Regulators in New York have proposed new force-placed insurance rules, after an investigation found homeowners were charged excessive premiums for involuntary cover.

The Department of Financial Services has acted after reaching agreements with insurers including QBE on restitution to consumers.

“These new rules will help ensure homeowners remain protected and force-placed insurers don’t simply slide back to the bad old practices of the past,” Superintendent of Financial Services Benjamin Lawsky said.

A QBE spokesman says principles covered in its agreement with New York regulators will apply on an industry-wide basis. “QBE has been complying with these agreements since we entered into them earlier this year,” he told insuranceNEWS.com.au.

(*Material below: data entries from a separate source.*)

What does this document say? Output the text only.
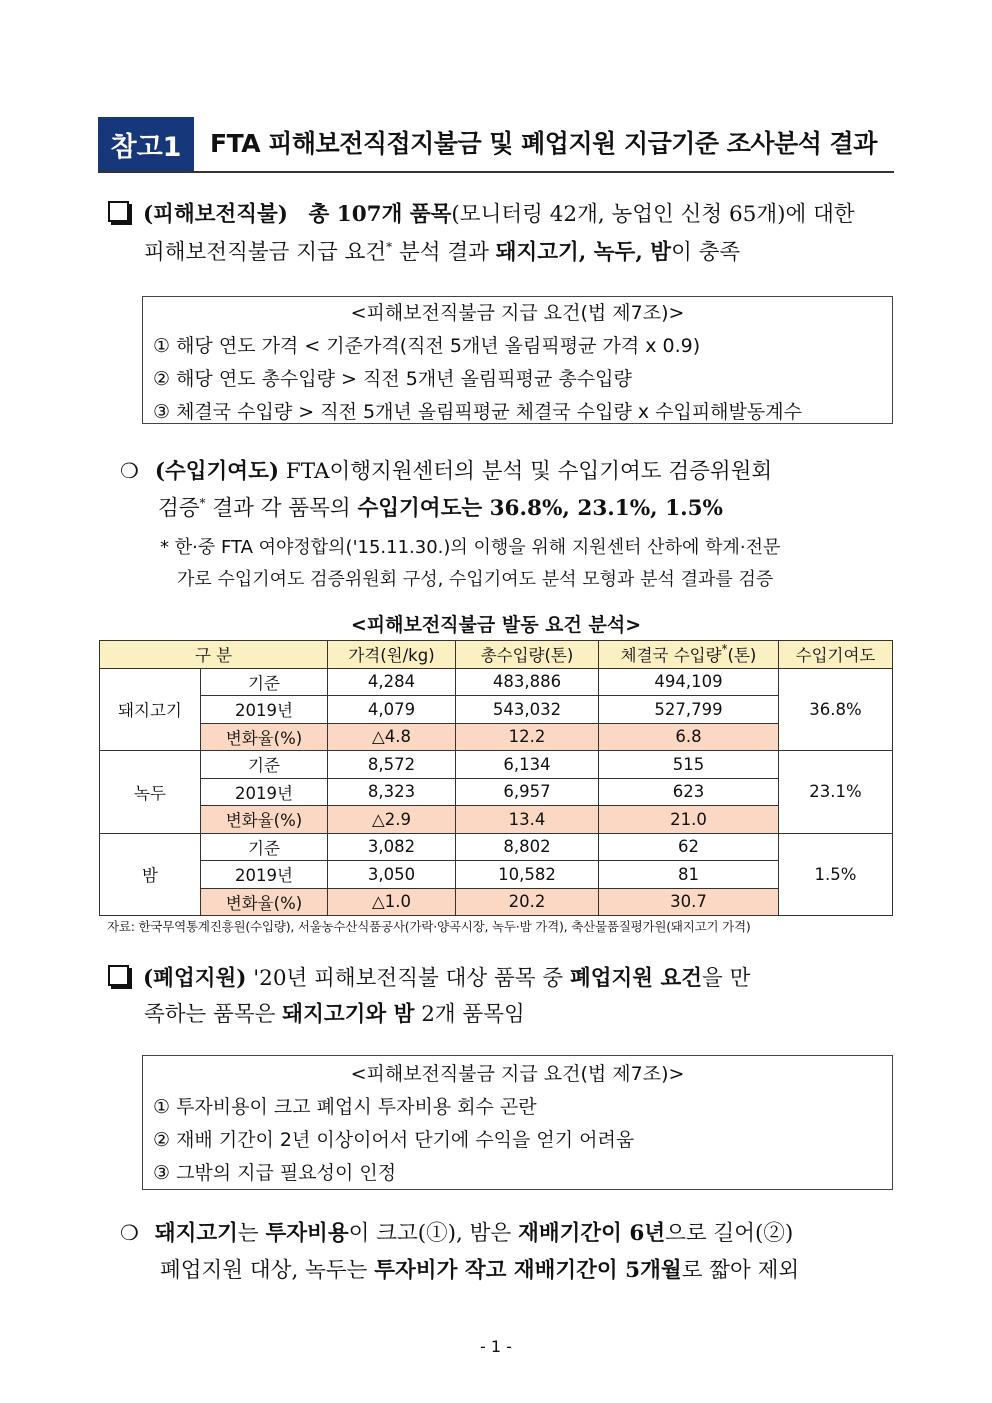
참고1	FTA 피해보전직접지불금 및 폐업지원 지급기준 조사분석 결과
(피해보전직불) 총 107개 품목(모니터링 42개, 농업인 신청 65개)에 대한
피해보전직불금 지급 요건* 분석 결과 돼지고기, 녹두, 밤이 충족
<피해보전직불금 지급 요건(법 제7조)>
① 해당 연도 가격 < 기준가격(직전 5개년 올림픽평균 가격 x 0.9)
② 해당 연도 총수입량 > 직전 5개년 올림픽평균 총수입량
③ 체결국 수입량 > 직전 5개년 올림픽평균 체결국 수입량 x 수입피해발동계수
❍ (수입기여도) FTA이행지원센터의 분석 및 수입기여도 검증위원회
검증* 결과 각 품목의 수입기여도는 36.8%, 23.1%, 1.5%
* 한·중 FTA 여야정합의('15.11.30.)의 이행을 위해 지원센터 산하에 학계·전문
가로 수입기여도 검증위원회 구성, 수입기여도 분석 모형과 분석 결과를 검증
<피해보전직불금 발동 요건 분석>
구 분		가격(원/kg)	총수입량(톤)	체결국 수입량*(톤)	수입기여도
돼지고기	기준	4,284	483,886	494,109	36.8%
	2019년	4,079	543,032	527,799	
	변화율(%)	△4.8	12.2	6.8	
녹두	기준	8,572	6,134	515	23.1%
	2019년	8,323	6,957	623	
	변화율(%)	△2.9	13.4	21.0	
밤	기준	3,082	8,802	62	1.5%
	2019년	3,050	10,582	81	
	변화율(%)	△1.0	20.2	30.7	
자료: 한국무역통계진흥원(수입량), 서울농수산식품공사(가락·양곡시장, 녹두·밤 가격), 축산물품질평가원(돼지고기 가격)
(폐업지원) '20년 피해보전직불 대상 품목 중 폐업지원 요건을 만
족하는 품목은 돼지고기와 밤 2개 품목임
<피해보전직불금 지급 요건(법 제7조)>
① 투자비용이 크고 폐업시 투자비용 회수 곤란
② 재배 기간이 2년 이상이어서 단기에 수익을 얻기 어려움
③ 그밖의 지급 필요성이 인정
❍ 돼지고기는 투자비용이 크고(①), 밤은 재배기간이 6년으로 길어(②)
폐업지원 대상, 녹두는 투자비가 작고 재배기간이 5개월로 짧아 제외
- 1 -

Lenders take out force-placed insurance when borrowers do not maintain mortgage insurance. It is often costly due to the relationship between mortgage servicers and their affiliates and commissions paid by insurers.

The investigation found losses were low but homeowners were charged up to 10 times more than for voluntary insurance and often received less protection.

The new regulations prevent insurers issuing force-placed cover on properties serviced by affiliated lenders and set out rules on commissions and other payments.

They also strengthen customer service requirements, including advising homeowners of their responsibilities and their ability to buy voluntary cover at any time.

QBE was embroiled in the scandal after it bought Bank of America’s force-placed insurance arm Balboa in 2011. The company’s North American division agreed earlier this year to pay a $US10 million ($10.7 million) civil penalty and reimburse homeowners.